Trading volumes have increased since a single regulator, the IFSC Authority, was created by the Indian government in 2020 to streamline approvals and oversight in the special economic zone. In October, average daily turnover on the two stock exchanges in the financial center climbed to $14.6 billion, from $3.4 billion two years before, cumulative derivative transactions by banks jumped to $466 billion, from $22 billion, and cumulative banking transactions rose to $303 billion, from $45 billion.
“Beyond the shores of India, in some of those centers where India-centric business developed, they are able to notice that something is happening, and things may not be the same in the future,” says Injeti Srinivas, the IFSC Authority’s chairman. “Business is gravitating toward IFSC.”
A new international bullion exchange will let qualified jewelers directly import gold to India through GIFT City, a change from current rules permitting only some banks and nominated agencies approved by the central bank to do so. That loosening of restrictions is set to widen the importer base in India, the world’s second-biggest consumer. An aircraft leasing and financing business is operating in GIFT City to tap into the demand of one of the world’s hottest aviation markets for new-plane orders. Ship leasing will start soon.
In July, JPMorgan and Deutsche Bank AG started operations in GIFT City. JPMorgan will initially offer clients foreign exchange derivatives and wants to leverage its position as one of the largest suppliers of physical bullion in the country. Deutsche Bank aims to tap the rising number of companies in India that need cross-border banking services, ranging from hedging to financing. (In 2018, Bloomberg LP, the owner of Bloomberg Markets, entered into an agreement to provide capital markets expertise to GIFT City.)
“We think the GIFT City policy is a calibrated approach toward internationalization of the rupee,” says Srinivasan Varadarajan, a managing director in global emerging markets at Deutsche Bank in Mumbai. “It is similar in some characteristics to what has been seen in Asia over the last decade.”
Jaxay Shah, founder and managing director of property developer Savvy Infrastructure Pvt., is among the people betting on this growth. His company, which built the tower that houses Bank of America Corp. offices and the IFSCA’s temporary headquarters, has purchased two nearby plots to double its holdings in GIFT City. “When else in my career would I get this kind of smart city, where there is an economic vision and no red tape?” Shah says.

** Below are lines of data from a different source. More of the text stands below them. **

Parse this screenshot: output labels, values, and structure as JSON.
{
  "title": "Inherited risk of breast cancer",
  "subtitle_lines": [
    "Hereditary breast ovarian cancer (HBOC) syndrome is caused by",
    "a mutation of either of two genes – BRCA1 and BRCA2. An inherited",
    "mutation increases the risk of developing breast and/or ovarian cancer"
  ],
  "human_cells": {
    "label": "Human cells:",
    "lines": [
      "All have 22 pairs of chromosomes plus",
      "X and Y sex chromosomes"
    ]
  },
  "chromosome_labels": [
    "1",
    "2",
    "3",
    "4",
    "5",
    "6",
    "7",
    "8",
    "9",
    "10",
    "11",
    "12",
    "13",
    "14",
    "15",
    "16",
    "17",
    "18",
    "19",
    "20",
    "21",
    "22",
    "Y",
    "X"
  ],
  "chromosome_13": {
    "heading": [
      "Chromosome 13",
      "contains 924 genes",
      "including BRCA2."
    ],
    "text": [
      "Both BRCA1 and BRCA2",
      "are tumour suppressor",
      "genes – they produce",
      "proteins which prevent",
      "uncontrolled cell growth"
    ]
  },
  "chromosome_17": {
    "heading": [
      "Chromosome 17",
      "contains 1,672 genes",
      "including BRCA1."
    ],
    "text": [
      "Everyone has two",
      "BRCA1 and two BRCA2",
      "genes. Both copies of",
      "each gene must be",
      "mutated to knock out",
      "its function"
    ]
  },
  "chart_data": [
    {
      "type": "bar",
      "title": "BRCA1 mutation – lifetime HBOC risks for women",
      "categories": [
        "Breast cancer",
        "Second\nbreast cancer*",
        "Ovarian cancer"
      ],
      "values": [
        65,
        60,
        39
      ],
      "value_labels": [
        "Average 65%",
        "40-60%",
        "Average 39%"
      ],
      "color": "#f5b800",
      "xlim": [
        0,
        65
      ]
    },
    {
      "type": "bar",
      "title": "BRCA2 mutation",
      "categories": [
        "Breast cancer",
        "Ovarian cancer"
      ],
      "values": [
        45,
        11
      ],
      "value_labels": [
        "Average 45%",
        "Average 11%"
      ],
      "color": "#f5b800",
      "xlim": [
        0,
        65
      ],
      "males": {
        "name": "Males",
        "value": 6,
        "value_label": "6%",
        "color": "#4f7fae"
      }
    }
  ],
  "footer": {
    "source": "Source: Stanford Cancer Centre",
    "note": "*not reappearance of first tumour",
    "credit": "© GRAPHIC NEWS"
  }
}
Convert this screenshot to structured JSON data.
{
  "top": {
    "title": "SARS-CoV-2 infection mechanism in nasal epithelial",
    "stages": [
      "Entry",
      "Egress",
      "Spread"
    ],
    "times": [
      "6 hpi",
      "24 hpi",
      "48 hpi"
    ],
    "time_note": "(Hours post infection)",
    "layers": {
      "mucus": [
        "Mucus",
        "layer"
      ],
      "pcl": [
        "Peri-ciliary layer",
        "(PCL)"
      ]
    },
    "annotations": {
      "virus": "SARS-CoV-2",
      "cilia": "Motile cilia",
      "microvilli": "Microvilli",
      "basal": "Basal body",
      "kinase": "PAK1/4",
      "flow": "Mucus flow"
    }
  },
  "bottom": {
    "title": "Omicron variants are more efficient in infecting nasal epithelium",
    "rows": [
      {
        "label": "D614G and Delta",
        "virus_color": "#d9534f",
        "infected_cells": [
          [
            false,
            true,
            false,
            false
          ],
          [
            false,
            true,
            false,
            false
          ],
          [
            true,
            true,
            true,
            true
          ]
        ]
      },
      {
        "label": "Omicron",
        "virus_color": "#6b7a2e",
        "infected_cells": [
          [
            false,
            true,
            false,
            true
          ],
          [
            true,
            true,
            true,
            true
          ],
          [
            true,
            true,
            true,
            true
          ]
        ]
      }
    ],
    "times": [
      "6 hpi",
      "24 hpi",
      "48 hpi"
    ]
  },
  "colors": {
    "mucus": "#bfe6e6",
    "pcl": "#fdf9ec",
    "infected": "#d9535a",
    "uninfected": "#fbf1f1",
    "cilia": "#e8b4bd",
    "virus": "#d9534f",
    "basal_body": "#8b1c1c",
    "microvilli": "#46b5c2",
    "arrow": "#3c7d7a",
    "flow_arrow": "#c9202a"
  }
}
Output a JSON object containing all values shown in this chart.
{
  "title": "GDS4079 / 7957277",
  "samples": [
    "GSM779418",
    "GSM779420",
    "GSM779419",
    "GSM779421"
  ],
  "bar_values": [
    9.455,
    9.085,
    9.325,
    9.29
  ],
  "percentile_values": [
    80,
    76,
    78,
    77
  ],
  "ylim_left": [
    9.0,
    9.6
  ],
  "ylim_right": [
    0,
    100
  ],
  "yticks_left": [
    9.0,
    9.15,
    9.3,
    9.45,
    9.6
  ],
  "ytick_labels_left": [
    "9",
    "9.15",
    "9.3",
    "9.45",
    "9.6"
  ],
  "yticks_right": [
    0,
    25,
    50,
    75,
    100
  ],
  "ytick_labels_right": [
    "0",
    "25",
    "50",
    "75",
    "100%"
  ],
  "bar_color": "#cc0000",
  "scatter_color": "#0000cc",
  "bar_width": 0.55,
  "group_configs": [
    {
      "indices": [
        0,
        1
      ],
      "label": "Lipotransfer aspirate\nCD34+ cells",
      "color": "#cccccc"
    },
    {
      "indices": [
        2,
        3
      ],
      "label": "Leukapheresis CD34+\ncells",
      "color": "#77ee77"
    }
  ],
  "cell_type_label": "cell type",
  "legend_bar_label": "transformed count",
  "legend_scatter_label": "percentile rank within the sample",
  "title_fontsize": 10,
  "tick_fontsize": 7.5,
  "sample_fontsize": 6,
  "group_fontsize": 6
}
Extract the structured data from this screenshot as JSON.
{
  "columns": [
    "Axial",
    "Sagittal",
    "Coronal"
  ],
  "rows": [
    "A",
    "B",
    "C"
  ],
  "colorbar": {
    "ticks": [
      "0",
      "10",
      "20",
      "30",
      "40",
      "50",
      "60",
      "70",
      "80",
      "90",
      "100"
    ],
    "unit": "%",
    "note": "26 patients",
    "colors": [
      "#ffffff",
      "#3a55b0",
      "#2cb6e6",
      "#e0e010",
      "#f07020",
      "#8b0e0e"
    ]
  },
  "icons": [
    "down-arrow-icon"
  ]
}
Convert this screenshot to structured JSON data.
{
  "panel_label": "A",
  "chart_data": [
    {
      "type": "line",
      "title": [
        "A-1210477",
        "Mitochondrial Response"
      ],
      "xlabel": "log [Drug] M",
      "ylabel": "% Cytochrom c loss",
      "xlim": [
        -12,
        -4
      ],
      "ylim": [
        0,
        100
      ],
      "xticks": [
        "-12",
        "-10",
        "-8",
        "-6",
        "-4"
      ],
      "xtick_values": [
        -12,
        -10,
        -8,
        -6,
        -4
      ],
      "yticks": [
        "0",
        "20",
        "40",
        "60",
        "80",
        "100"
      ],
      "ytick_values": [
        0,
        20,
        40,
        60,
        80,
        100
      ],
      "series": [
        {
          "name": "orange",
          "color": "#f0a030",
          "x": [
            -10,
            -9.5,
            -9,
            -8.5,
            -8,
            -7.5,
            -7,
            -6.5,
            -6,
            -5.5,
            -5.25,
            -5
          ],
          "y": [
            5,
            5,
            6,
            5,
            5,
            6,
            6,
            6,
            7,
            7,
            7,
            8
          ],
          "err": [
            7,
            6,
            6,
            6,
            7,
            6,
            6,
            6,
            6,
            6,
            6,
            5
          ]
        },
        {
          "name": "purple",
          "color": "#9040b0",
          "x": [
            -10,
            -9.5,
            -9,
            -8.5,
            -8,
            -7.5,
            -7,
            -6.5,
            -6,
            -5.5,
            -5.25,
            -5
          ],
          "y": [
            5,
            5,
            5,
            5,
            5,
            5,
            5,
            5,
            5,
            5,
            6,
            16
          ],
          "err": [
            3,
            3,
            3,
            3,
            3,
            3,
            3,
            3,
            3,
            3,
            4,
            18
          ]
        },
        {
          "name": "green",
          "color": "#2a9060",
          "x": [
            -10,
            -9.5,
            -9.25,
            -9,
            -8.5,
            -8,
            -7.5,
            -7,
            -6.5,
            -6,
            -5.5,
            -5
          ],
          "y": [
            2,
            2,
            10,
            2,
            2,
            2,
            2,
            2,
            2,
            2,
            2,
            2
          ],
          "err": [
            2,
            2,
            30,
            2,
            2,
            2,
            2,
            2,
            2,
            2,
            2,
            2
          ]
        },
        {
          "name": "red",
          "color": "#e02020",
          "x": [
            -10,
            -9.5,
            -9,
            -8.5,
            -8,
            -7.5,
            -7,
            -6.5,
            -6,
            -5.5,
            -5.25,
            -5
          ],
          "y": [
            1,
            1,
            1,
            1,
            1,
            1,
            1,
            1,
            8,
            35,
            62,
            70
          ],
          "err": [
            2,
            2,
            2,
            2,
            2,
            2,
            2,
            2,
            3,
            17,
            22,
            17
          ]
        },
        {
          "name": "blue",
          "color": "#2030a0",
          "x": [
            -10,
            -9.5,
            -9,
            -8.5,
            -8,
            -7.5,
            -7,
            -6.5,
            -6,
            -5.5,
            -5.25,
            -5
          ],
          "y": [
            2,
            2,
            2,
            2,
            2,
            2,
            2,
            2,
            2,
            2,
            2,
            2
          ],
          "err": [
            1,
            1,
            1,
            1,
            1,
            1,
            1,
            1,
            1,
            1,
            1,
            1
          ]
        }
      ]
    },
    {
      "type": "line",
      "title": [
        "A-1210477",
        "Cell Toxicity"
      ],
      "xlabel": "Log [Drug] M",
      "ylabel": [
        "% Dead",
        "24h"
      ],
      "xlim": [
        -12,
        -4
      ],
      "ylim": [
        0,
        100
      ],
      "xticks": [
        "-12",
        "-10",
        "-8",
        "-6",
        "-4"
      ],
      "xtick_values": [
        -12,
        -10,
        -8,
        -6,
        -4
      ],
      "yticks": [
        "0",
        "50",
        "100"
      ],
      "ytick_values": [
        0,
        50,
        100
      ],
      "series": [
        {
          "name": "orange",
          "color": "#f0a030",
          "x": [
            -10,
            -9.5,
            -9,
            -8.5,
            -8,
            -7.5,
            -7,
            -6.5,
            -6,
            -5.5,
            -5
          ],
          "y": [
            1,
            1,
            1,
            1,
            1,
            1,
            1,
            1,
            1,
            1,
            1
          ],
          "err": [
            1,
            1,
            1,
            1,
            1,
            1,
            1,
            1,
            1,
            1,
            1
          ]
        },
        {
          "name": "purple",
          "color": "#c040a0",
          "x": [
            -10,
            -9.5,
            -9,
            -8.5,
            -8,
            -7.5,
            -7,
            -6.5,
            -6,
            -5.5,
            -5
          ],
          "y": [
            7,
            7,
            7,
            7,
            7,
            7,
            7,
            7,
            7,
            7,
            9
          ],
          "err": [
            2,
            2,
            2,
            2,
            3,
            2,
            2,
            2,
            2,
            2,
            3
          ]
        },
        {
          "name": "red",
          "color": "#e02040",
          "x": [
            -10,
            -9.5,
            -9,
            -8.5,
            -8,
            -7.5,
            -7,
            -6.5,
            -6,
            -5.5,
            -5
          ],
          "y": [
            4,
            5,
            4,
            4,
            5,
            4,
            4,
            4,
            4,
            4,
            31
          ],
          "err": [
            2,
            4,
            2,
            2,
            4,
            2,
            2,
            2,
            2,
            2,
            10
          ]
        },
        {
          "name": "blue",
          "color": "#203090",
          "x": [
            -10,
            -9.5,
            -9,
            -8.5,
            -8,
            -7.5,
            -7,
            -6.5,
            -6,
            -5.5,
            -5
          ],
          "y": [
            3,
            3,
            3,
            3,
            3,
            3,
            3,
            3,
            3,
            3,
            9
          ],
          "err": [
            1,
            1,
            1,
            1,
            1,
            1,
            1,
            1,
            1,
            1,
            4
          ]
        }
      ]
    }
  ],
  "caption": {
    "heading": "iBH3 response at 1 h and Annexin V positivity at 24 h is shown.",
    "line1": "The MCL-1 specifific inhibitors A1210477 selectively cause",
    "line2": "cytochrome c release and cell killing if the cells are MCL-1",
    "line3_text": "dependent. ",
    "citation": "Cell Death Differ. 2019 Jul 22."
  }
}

GIFT City is the first in India to offer district cooling, an energy-efficient air conditioning system, as well as central waste, water and electricity management. Although it offers beautiful streets and boulevards and pristine sports centers, plus recent additions including a school and a hospital, workers tend to disappear in the evenings, taking electric buses to homes in nearby cities that have amenities such as cinemas and fast-food restaurants.
Some younger executives in Mumbai, Delhi and Gujarat, who asked not to be identified because they weren’t authorized to comment, say they’re often questioned on calls about whether alcohol will be permitted. Multiple policymakers and lawmakers told Bloomberg Markets that they expect authorities will provide yet another rule exemption—to allow licenses to buy and consume alcohol. The state government realizes it needs to amend its teetotaler requirements to attract residents and ensure the project’s success, they say.
And that, in a nutshell, is the story of GIFT City: an oasis in which companies can escape India’s rules and bureaucracy. An attempt to lure billions of dollars back to onshore markets. A “sandbox” in which fintechs can play with new products with seamless links to global systems. Perhaps even a vision for India’s future.